Nevertheless, the reality remains that the security forces carrying out the deportations had been trained by and were at least in part funded by the United States.

That was a particular issue for former Peace Corps volunteers who wrote a letter of protest to the State Department. “The security forces that appear poised to carry out mass deportations within the country, including the US-trained border patrol agency, CESFRONT, have received more than $17.5 million in assistance from the United States since 2013, the year that the Constitutional Court handed down its ruling,” the letter read.
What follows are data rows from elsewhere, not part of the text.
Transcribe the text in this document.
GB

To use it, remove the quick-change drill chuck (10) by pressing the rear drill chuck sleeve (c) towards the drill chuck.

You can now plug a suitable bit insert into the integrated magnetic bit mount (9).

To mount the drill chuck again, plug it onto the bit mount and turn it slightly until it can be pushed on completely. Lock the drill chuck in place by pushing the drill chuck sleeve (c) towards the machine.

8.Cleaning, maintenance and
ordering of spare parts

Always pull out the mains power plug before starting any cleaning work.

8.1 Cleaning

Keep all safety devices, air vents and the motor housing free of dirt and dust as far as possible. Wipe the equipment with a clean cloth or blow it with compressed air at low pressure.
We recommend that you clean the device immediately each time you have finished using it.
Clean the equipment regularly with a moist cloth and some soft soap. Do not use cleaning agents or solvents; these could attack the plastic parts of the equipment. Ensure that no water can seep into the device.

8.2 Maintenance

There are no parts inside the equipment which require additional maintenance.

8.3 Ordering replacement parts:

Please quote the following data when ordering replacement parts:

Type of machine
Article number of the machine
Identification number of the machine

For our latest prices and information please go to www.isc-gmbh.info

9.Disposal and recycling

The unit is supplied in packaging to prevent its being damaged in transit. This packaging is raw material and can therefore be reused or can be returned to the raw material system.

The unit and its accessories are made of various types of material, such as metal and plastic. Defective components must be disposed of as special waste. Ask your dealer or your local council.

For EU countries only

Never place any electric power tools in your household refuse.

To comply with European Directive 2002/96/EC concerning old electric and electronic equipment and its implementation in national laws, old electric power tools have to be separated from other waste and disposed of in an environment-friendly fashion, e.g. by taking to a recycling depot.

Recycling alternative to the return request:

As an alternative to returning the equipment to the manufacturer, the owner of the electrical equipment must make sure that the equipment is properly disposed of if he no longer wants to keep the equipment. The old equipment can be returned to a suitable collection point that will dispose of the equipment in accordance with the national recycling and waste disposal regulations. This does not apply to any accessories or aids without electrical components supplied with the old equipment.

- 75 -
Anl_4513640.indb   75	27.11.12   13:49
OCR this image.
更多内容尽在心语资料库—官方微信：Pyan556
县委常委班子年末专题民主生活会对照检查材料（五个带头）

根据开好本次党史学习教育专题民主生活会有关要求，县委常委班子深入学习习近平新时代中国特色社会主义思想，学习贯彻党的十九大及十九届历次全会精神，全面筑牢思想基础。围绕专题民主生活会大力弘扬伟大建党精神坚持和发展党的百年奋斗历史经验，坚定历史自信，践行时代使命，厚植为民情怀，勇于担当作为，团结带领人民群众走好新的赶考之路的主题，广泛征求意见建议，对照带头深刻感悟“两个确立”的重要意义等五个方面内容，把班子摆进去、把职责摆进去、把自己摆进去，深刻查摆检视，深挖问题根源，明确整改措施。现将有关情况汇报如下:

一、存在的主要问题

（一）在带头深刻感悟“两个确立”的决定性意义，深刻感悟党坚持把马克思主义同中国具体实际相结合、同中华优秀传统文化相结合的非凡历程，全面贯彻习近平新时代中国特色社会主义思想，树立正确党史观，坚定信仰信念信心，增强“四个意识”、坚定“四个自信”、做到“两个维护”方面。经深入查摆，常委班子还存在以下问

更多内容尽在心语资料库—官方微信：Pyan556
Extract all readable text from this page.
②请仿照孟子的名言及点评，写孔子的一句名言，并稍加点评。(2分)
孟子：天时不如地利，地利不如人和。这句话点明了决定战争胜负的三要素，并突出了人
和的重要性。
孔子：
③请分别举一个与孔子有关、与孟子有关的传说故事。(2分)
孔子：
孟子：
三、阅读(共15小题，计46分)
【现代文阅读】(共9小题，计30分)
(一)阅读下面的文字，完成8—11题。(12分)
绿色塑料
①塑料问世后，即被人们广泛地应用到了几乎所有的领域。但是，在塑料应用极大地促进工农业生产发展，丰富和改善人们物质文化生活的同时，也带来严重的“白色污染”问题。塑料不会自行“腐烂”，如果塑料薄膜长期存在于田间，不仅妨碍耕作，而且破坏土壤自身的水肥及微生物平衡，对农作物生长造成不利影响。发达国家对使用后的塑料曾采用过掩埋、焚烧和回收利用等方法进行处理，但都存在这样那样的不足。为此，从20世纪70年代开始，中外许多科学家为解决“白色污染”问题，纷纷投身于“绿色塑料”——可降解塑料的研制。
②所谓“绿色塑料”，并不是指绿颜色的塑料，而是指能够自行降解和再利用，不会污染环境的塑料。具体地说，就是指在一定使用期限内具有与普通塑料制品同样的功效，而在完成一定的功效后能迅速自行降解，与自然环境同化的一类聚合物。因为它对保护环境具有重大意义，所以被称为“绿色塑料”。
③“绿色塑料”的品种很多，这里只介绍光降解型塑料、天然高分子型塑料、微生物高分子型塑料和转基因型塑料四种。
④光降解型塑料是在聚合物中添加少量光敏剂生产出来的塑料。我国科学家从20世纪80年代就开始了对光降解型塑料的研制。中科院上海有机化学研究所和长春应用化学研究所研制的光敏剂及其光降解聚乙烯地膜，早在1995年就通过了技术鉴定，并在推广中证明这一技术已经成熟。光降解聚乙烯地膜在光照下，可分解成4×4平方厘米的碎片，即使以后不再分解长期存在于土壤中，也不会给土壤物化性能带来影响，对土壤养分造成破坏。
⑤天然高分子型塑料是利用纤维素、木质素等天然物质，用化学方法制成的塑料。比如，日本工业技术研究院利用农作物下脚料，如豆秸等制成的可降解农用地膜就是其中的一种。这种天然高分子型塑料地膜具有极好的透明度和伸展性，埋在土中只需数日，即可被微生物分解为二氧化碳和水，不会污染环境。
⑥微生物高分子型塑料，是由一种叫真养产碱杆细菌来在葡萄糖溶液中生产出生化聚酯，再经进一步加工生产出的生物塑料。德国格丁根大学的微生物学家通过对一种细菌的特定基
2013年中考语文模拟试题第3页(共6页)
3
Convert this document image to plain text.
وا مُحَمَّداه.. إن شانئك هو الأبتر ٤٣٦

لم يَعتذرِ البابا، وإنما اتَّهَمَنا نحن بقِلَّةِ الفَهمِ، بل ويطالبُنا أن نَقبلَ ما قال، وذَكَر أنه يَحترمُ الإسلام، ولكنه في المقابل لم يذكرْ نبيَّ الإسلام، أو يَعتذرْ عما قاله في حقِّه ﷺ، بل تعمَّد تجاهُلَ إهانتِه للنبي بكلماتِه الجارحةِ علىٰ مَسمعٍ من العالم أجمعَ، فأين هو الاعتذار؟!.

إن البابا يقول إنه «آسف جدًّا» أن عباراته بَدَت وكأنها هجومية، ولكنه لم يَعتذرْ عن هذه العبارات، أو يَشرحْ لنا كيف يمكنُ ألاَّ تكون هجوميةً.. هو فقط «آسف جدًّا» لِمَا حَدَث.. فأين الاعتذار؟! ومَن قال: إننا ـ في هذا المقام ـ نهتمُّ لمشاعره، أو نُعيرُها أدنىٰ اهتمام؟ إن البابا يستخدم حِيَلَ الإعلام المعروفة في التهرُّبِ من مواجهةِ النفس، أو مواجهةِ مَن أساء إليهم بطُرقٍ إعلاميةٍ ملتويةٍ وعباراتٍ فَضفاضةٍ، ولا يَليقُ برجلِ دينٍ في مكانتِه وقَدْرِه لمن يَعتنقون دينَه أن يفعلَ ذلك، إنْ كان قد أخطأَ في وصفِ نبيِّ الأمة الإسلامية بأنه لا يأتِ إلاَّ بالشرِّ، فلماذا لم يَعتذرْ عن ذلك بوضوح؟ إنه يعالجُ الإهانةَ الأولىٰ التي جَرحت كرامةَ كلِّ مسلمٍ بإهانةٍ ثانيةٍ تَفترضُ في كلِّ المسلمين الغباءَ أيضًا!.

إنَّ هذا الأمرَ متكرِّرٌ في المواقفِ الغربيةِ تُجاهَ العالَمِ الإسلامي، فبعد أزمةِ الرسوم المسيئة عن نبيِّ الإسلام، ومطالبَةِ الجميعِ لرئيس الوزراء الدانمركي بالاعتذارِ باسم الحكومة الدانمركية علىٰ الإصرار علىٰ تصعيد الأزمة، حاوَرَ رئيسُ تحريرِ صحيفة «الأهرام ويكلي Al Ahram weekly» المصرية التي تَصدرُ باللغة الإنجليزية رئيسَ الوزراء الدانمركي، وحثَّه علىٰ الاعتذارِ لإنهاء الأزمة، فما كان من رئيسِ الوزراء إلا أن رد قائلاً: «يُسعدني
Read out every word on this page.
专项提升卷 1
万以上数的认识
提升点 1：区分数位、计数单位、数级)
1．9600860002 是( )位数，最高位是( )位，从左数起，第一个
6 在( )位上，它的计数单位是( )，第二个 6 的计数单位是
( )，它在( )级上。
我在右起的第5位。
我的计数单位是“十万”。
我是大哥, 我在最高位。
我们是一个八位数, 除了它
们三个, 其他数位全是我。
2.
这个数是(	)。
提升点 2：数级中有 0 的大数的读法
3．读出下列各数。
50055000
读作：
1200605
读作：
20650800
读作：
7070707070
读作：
That letter called for an end to military aid to the Dominican Republic under US laws that prohibited assistance to any unit of foreign security forces suspected of violating human rights. The letter noted that the Inter-American Court of Human Rights had “called for redress to victims who suffered illegal deportations, the denial of identity documents, and arbitrary deprivation of nationality.”

But aid was not suspended. A State Department spokesperson said US officials determined then that cutting off military aid would be counterproductive. “Our assessment was that we would be better served by working with the Dominican Republic to address this situation rather than ceding the progress we were making with the Dominican military in the security sector by halting our military assistance,” the spokesperson said.

“Clearly, the United States has a checkered policy when it comes to aid and some of the foreign policy,” said Rose-Marie Belle Antoine, a law professor at the University of the West Indies and a member of an Inter-American Human Rights Commission delegation that visited the Dominican Republic in 2015. “It gives a certain amount of legitimacy to the regime and allows them to continue this facade.”

Deportations have continued, she noted, and the tensions around immigration status, nationality, and race are still “very bad.” “There have been some sort of cosmetic changes, but it hasn’t gone far enough,” she said.

And many worry that the Trump administration would be even less likely than the Obama administration to discourage the Dominican Republic from deporting people of Haitian descent. They note recent news stories about people who’ve long thought they were US citizens being denied passports because their births took place at home and were registered by midwives.

“The Dominican Republic has been a training ground for the nativists in the United States,” Margerin said.

“It’s clear Dominican politicians are not going to feel pressured by the Trump administration,” Erikson said.

But it isn’t just that US policy might embolden Dominican policy. It’s that Dominican policy, or a version of it, might become US policy.

“The Dominican Republic in a way foretold what was to happen in other countries,” Antoine said. “Even in the United States.” ●

CORRECTION

This piece originally included a photo of a Peruvian flag that was misidentified as a Dominican flag. That photo and caption have been removed.